CORNISH: Eliana, what does all this do to a deal that the Obama administration had hoped to see as a legacy accomplishment?

JOHNSON: You know, the Obama administration truly wanted this deal to go down in history. And I think there will always be an asterisk next to it now. The thing I can't really wrap my mind around is that the administration started fielding questions about the timing of this cash payment seven months ago and they're insisting that this was all aboveboard, transparent.

Not only that, but it was noble to attach a $400 million cash payment to the release of our hostages. And if that's the case, I don't understand why they weren't transparent and aboveboard about it from the outset and why it took reports from The Wall Street Journal and the Associated Press to get them to be candid about this, you know, seven months later after the fact that. That, I think, is troubling to a lot of conservatives, not only conservatives but to all the critics of press and the questions of John Kirby at the State Department fielded yesterday were from, really, mostly from the Associated Press.

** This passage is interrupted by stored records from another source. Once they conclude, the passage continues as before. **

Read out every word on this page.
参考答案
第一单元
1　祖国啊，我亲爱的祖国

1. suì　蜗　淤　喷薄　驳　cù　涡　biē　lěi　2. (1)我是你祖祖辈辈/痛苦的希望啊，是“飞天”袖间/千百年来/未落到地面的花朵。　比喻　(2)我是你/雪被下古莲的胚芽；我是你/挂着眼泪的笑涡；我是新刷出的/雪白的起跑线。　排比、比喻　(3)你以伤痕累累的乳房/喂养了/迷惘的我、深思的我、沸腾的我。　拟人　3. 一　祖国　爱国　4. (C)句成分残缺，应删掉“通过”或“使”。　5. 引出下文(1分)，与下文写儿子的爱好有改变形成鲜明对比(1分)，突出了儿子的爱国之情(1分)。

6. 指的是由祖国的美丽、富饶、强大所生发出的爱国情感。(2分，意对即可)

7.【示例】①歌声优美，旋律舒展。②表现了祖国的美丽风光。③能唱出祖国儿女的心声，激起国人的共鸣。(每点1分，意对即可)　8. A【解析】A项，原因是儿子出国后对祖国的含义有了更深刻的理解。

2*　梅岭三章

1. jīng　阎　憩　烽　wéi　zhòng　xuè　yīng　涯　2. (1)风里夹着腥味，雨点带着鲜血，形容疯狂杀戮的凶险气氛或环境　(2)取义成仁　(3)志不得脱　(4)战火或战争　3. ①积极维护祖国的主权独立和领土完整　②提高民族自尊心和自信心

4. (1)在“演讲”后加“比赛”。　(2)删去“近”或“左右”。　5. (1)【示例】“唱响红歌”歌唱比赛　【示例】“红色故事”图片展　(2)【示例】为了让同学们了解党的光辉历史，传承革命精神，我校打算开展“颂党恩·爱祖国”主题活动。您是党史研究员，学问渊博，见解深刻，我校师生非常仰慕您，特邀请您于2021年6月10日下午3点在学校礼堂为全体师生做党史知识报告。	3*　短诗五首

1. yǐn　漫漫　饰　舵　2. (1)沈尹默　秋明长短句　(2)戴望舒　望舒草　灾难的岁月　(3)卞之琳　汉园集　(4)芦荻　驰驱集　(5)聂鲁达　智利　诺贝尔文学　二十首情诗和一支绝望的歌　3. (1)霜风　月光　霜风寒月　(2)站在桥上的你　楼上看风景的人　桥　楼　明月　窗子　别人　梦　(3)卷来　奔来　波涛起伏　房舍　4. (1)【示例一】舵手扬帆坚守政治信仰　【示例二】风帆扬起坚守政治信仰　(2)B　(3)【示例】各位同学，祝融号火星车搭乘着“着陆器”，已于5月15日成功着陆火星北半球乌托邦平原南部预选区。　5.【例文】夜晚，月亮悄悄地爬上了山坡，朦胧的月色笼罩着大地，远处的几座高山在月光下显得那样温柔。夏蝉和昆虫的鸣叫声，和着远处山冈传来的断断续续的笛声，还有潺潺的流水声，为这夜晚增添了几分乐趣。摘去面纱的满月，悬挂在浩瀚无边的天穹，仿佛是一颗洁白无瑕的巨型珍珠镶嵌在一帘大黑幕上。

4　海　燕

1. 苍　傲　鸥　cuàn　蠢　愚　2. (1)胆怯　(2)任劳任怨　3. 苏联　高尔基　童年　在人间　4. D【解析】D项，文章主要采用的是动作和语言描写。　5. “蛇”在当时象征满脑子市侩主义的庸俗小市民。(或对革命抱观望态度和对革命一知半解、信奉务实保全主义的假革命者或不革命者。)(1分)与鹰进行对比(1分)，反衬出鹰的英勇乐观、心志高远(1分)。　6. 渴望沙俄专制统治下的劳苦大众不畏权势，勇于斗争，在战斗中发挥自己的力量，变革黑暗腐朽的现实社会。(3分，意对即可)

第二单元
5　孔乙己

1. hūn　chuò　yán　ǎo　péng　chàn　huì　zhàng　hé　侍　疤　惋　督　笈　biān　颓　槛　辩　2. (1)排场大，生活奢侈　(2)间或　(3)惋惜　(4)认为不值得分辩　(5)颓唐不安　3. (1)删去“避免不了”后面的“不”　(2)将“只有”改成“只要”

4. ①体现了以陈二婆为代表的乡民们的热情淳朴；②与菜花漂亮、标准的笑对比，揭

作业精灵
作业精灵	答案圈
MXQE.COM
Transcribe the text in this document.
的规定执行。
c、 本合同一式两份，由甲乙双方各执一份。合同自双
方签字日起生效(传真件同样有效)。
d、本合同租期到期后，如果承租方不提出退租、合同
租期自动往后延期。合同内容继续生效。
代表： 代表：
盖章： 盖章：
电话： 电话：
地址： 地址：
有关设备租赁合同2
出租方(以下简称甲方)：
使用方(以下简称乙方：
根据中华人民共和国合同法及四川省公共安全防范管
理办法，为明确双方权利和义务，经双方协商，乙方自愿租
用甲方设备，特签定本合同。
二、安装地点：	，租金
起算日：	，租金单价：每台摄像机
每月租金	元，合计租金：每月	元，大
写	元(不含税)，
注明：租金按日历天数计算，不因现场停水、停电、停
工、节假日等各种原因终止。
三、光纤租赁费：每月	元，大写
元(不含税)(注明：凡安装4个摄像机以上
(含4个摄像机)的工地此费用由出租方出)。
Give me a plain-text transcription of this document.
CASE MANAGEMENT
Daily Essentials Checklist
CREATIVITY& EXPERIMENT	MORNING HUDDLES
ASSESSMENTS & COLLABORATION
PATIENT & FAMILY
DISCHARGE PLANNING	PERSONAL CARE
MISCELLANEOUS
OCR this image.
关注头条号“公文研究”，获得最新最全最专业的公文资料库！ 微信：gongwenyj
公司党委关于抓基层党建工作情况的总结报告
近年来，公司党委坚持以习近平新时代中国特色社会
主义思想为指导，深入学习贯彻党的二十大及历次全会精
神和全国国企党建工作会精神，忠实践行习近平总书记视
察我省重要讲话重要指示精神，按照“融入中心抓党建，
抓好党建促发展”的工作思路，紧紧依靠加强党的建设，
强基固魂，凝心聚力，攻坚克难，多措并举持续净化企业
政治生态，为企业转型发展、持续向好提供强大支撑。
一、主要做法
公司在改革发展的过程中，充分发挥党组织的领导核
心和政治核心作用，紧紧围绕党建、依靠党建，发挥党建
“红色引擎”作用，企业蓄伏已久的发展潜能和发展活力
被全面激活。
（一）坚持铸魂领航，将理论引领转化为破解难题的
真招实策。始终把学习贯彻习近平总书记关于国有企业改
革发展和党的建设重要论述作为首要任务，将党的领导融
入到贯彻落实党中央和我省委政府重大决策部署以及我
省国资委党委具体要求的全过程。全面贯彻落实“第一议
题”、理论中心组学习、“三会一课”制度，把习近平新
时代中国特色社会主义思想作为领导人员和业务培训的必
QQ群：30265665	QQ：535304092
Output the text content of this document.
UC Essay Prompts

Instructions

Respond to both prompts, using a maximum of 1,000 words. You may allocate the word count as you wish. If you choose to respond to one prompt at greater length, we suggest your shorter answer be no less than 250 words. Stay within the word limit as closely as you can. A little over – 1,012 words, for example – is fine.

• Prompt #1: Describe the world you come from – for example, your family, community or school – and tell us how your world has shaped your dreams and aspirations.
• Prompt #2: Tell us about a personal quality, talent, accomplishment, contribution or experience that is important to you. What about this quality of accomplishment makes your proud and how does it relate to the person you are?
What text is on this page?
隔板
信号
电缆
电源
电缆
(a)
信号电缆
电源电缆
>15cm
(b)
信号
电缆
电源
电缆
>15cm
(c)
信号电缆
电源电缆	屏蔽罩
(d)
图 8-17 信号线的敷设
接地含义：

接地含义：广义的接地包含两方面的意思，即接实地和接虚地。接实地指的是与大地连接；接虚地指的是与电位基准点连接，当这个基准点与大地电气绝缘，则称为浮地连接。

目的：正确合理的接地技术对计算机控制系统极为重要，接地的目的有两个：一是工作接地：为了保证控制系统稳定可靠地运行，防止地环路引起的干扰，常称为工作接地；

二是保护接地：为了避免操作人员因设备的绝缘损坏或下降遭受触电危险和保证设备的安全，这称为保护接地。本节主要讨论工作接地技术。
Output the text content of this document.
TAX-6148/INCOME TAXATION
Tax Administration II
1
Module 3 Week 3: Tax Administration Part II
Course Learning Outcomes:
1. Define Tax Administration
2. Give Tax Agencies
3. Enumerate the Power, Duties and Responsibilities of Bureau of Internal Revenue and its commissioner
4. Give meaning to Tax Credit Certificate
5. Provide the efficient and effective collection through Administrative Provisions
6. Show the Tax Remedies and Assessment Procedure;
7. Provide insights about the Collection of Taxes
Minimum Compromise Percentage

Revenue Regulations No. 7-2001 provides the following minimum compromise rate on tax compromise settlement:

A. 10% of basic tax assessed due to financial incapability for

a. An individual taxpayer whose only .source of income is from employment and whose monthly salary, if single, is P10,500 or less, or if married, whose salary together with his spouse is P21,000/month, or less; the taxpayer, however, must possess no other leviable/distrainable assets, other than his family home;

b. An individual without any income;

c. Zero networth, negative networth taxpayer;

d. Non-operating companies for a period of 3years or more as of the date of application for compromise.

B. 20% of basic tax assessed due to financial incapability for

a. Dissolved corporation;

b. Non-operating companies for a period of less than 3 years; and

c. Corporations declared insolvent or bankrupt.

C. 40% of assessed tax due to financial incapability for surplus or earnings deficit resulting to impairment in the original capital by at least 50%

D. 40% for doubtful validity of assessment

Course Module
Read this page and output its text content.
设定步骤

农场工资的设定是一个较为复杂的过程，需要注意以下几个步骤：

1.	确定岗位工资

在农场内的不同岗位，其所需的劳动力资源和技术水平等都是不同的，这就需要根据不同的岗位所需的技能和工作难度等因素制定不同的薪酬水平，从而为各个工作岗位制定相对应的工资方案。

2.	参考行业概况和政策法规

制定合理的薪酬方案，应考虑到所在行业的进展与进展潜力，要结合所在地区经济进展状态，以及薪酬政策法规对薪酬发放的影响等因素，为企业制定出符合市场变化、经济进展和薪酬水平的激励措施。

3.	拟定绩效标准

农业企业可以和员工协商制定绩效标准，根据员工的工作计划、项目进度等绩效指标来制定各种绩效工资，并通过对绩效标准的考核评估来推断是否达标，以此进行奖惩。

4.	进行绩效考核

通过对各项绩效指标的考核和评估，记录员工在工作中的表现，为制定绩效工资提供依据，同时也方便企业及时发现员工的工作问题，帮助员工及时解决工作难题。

SHAPIRO: E.J., the RNC is today calling on Secretary Clinton to disavow what the Republican Party calls a ransom payment. Do you think she should?

DIONNE: No, I don't think it's a ransom payment. I mean, obviously so much of how you view this is how you view the Iran deal. And to Audie's question, we're not going to know what this deal looks like for about 10 years. But for people who supported the deal, and I was one of those, you look at this and you say, look, the administration has always said we were trying to settle everything at once. If there is something that falls apart, the rest of the deal won't go through.

This money was Iran's money. We were going to have to pay it to Iran at some point anyway. That's the administration's argument. And that, in a way, if they're negotiating for the hostages, I wouldn't want them to release the money until they're sure the other part of the deal is in place.

I suppose they could have put out more information earlier, but they were upfront that this payment coincided in time with the release of the hostages. So I think this really is a question of which - how do you view the deal, and that's how you're going to view this story.

SHAPIRO: E.J. Dionne of The Washington Post and the Brookings Institution, thanks as always.

DIONNE: Good to be with you.

SHAPIRO: And Eliana Johnson, Washington editor of the National Review. Good to have you here.